Consider the following three reactions:
Ca(s) + 2H2O(l) ---> Ca2+(aq) + 2OH^- (aq) + H2(g)
CaO(s) + H2O(l) ---> Ca2+ (aq) + 2OH^- (aq)
H2(g) + 1/2O2 (g) ----> H2O (l)
Delta H = 430.75 kJ
Delta H = 81.55 kJ
Delta H = 285.63 kJ
Determine Delta H for the overall reaction:
Ca(s) + 1/2O2 (g) ---> CaO(s)
Add eqn 1 to eqn 3 to the reverse of eqn 2. Add the dH values; when you reverse the rxn change the sign of dH for that rxn.
Post your work if you get stuck.
To determine the ΔH for the overall reaction, we can use the Hess's Law, which states that the ΔH of a reaction is the sum of the ΔH values of the individual reactions that make up the overall reaction.
First, we need to balance the equations and reverse the second equation to use it in the calculation:
2Ca(s) + 2H2O(l) ---> 2Ca2+(aq) + 4OH^-(aq) + H2(g) (multiply the first equation by 2)

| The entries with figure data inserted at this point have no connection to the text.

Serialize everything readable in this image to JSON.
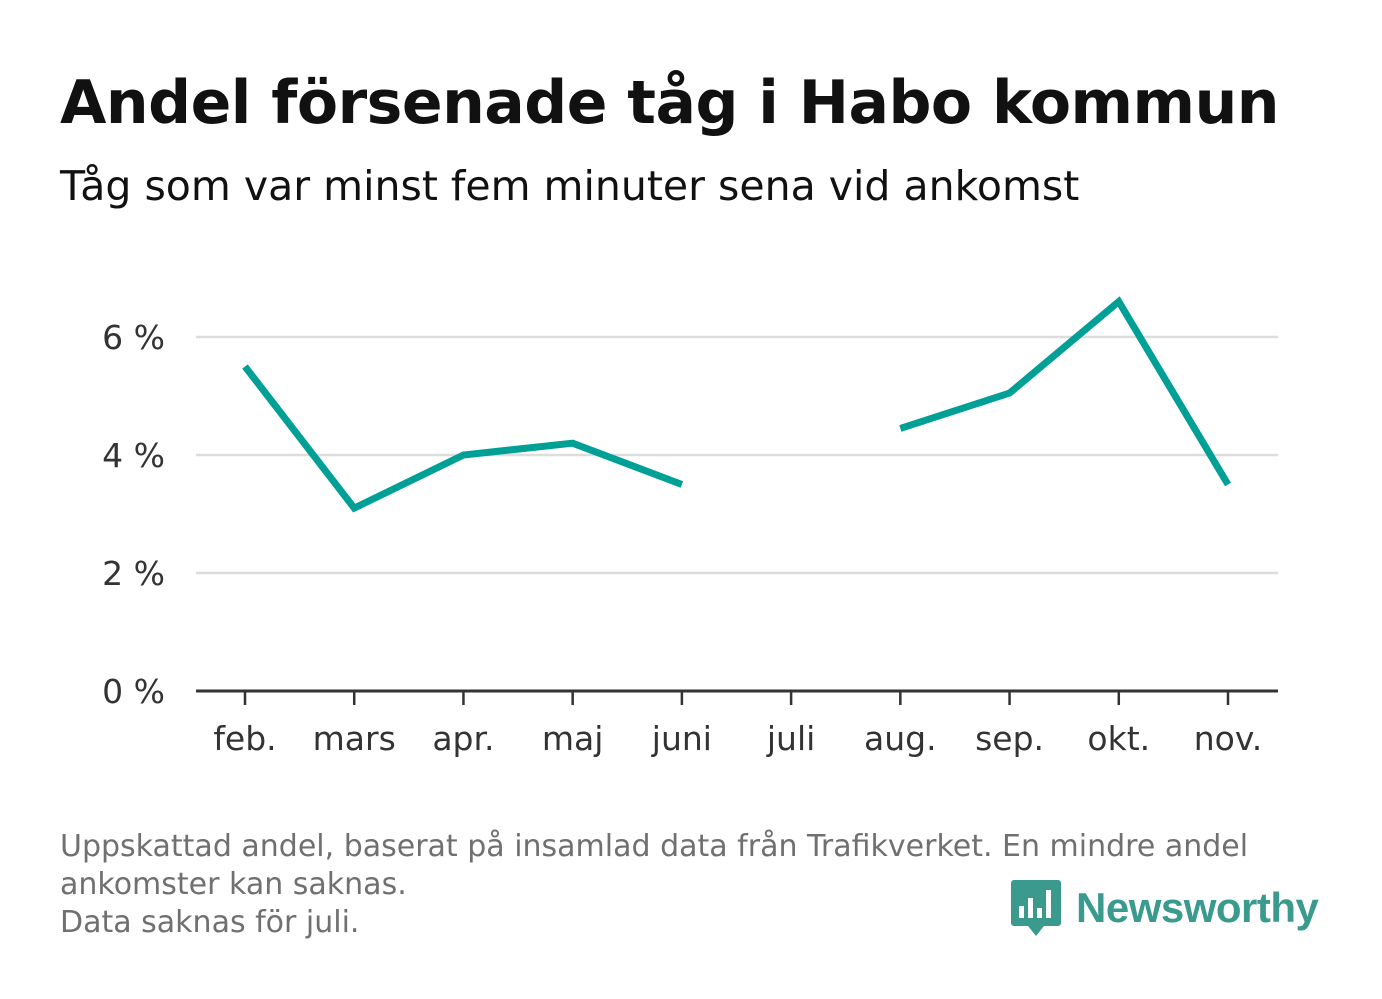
{
  "header": {
    "title": "Andel försenade tåg i Habo kommun",
    "subtitle": "Tåg som var minst fem minuter sena vid ankomst"
  },
  "footnote": {
    "line1": "Uppskattad andel, baserat på insamlad data från Trafikverket. En mindre andel",
    "line2": "ankomster kan saknas.",
    "line3": "Data saknas för juli."
  },
  "brand": {
    "name": "Newsworthy",
    "icon": "bar-chart-speech-bubble-icon",
    "color": "#3a9a8e"
  },
  "chart_data": {
    "type": "line",
    "categories": [
      "feb.",
      "mars",
      "apr.",
      "maj",
      "juni",
      "juli",
      "aug.",
      "sep.",
      "okt.",
      "nov."
    ],
    "series": [
      {
        "values": [
          5.5,
          3.1,
          4.0,
          4.2,
          3.5,
          null,
          4.45,
          5.05,
          6.6,
          3.5
        ],
        "color": "#00a096"
      }
    ],
    "yticks": [
      0,
      2,
      4,
      6
    ],
    "ytick_labels": [
      "0 %",
      "2 %",
      "4 %",
      "6 %"
    ],
    "ylim": [
      0,
      7
    ],
    "grid": true,
    "gridline_color": "#dddddd",
    "axis_color": "#333333"
  }
}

CaO(s) + H2O(l) ---> Ca2+(aq) + 2OH^-(aq) (reverse the second equation)
Now let's combine the equations:
2Ca(s) + 2H2O(l) + CaO(s) ---> 2CaO(s) + 2Ca2+(aq) + 6OH^-(aq) + H2(g)
By canceling out the Ca2+ and OH^- ions on both sides, we have:
2Ca(s) + 2H2O(l) + CaO(s) ---> 2CaO(s) + 3H2(g)
Now, let's add up the ΔH values for the individual reactions:
ΔH1 = -430.75 kJ (first reaction)
ΔH2 = 81.55 kJ (reversed second reaction)
ΔH3 = 285.63 kJ (third reaction)
Finally, to calculate the overall ΔH, we subtract the sum of ΔH2 and ΔH3 from ΔH1:
ΔHoverall = ΔH1 - ΔH2 - ΔH3
ΔHoverall = -430.75 kJ - 81.55 kJ - 285.63 kJ
ΔHoverall = -798.93 kJ
Therefore, the ΔH for the overall reaction: Ca(s) + 1/2O2(g) ---> CaO(s) is -798.93 kJ.
To determine ΔH for the overall reaction: Ca(s) + 1/2O2 (g) ---> CaO(s), you need to use the concept of Hess's Law.
Hess's Law states that the enthalpy change of a reaction can be calculated by summing up the enthalpy changes of the individual reactions that lead to the overall reaction.
In this case, you have three reactions with their respective enthalpy changes (ΔH values) provided:
Reaction 1: Ca(s) + 2H2O(l) ---> Ca2+(aq) + 2OH^-(aq) + H2(g) (ΔH = 430.75 kJ)
Reaction 2: CaO(s) + H2O(l) ---> Ca2+(aq) + 2OH^-(aq) (ΔH = 81.55 kJ)
Reaction 3: H2(g) + 1/2O2(g) ----> H2O(l) (ΔH = 285.63 kJ)
To calculate the ΔH for the desired overall reaction, you need to manipulate and combine the given reactions in a way that cancels out the common species and leaves you with the desired reaction.
First, consider reversing Reaction 1 and multiplying it by 2:
2(Ca2+(aq) + 2OH^-(aq) + H2(g)) ---> 2Ca(s) + 4H2O(l) (ΔH = -2 * 430.75 kJ = -861.50 kJ)
Next, combine this with Reaction 2, ensuring that species Ca2+ and OH^- are canceled out:
2CaO(s) + 2H2O(l) ---> 2Ca2+(aq) + 4OH^-(aq) (ΔH = 2 * 81.55 kJ = 163.10 kJ)
Now, you have:
2CaO(s) + 2H2O(l) - 2(Ca2+(aq) + 2OH^-(aq) + H2(g)) ---> 2Ca(s) + 4H2O(l)
Simplifying:
2CaO(s) + H2O(l) - Ca(s) ---> 2Ca(s) + 3H2O(l) (ΔH = 163.10 kJ - 861.50 kJ = -698.40 kJ)
Finally, consider combining this with Reaction 3, making sure H2O(l) is canceled out:
2CaO(s) + H2(g) - 1/2O2(g) - Ca(s) ---> 2Ca(s)
This gives you:
Ca(s) + 1/2O2(g) ---> CaO(s) (ΔH = -698.40 kJ + 285.63 kJ = -412.77 kJ)
Therefore, the ΔH for the overall reaction: Ca(s) + 1/2O2(g) ---> CaO(s) is -412.77 kJ.